Garbo couldn't stand we left them biting. These are from last night. I'm heading down today to fish with him. He found a flounder honey hole.


----------



## BananaTom (Feb 16, 2008)

*So, you are driving from Crestview to Port Saint Joe? *

*To fish, or are you in PCB?*


----------



## Splittine (Nov 24, 2007)

BananaTom said:


> *So, you are driving from Crestview to Port Saint Joe? *
> 
> *To fish, or are you in PCB?*


Working in PC this week so been fishing after work. Just staying through the weekend to fish.


----------



## BananaTom (Feb 16, 2008)

Splittine said:


> Working in PC this week so been fishing after work. Just staying through the weekend to fish.

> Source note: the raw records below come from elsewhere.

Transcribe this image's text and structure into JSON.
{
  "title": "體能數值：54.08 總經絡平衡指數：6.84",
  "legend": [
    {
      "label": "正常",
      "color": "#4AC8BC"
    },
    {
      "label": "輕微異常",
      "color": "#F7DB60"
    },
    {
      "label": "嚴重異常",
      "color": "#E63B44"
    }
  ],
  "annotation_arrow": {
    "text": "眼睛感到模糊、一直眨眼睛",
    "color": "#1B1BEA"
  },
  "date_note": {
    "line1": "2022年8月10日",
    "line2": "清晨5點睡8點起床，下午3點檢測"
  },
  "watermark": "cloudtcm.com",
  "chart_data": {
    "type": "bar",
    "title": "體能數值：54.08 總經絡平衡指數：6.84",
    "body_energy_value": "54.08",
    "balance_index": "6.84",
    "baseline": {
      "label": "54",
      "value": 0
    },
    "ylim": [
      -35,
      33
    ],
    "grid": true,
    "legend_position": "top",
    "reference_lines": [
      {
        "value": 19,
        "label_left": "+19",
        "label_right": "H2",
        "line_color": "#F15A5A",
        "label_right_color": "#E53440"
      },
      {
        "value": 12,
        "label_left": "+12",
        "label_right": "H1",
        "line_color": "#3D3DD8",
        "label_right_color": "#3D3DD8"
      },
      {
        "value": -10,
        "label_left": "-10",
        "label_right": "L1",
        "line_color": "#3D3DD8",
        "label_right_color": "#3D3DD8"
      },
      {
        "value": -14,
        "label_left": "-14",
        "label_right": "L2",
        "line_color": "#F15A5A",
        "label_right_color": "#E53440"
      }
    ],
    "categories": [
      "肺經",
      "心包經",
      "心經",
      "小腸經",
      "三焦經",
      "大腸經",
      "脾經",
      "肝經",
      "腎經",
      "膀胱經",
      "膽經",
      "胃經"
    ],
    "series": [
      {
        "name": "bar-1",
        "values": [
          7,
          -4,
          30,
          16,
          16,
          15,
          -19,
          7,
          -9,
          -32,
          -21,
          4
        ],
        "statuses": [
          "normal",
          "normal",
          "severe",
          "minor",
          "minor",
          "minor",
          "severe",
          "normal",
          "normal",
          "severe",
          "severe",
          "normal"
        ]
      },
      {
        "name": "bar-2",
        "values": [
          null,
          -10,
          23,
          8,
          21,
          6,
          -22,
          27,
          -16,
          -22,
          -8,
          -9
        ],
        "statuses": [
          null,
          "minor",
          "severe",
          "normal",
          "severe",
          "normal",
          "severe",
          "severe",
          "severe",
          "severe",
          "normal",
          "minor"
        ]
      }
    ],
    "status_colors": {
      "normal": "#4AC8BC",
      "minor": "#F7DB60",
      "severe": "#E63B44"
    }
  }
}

*That makes sense, I was thinking that a drive from Crestucky to PSJ, to catch a few specks was amazing!!!*

*Got my palms sweating.*


----------



## Splittine (Nov 24, 2007)

Naw. We are tripletsil fishing also...that's worth the drive to PSJ from Crestucky.


----------



## BananaTom (Feb 16, 2008)

Splittine said:


> Naw. We are tripletsil fishing also...that's worth the drive to PSJ from Crestucky.


*TripleTail, by wading?*

*Heck, now my palms are really sweating!!!*


----------



## Splittine (Nov 24, 2007)

BananaTom said:


> *TripleTail, by wading?*
> 
> *Heck, now my palms are really sweating!!!*


By boat.


----------



## Fowlweather_13 (Jan 14, 2013)

We have been staying down in St Joe the last 5 years we stay every weekend in May June and July along with some week days but it is in my opinion the best wade fishing for trout and reds to be found anywhere.


----------



## NoMoSurf (Oct 2, 2007)

I've been fishing St Joe and Mexico beach for 15 years. I've never caught a speck or a red.. Where are you guys wading from?

Also, never seen a tarpon there. I have heard that you can get them off of Crooked Island, but every time we go, none to be seen... LOTS of Ladies though! 
I have fished them successfully in the Keys...


----------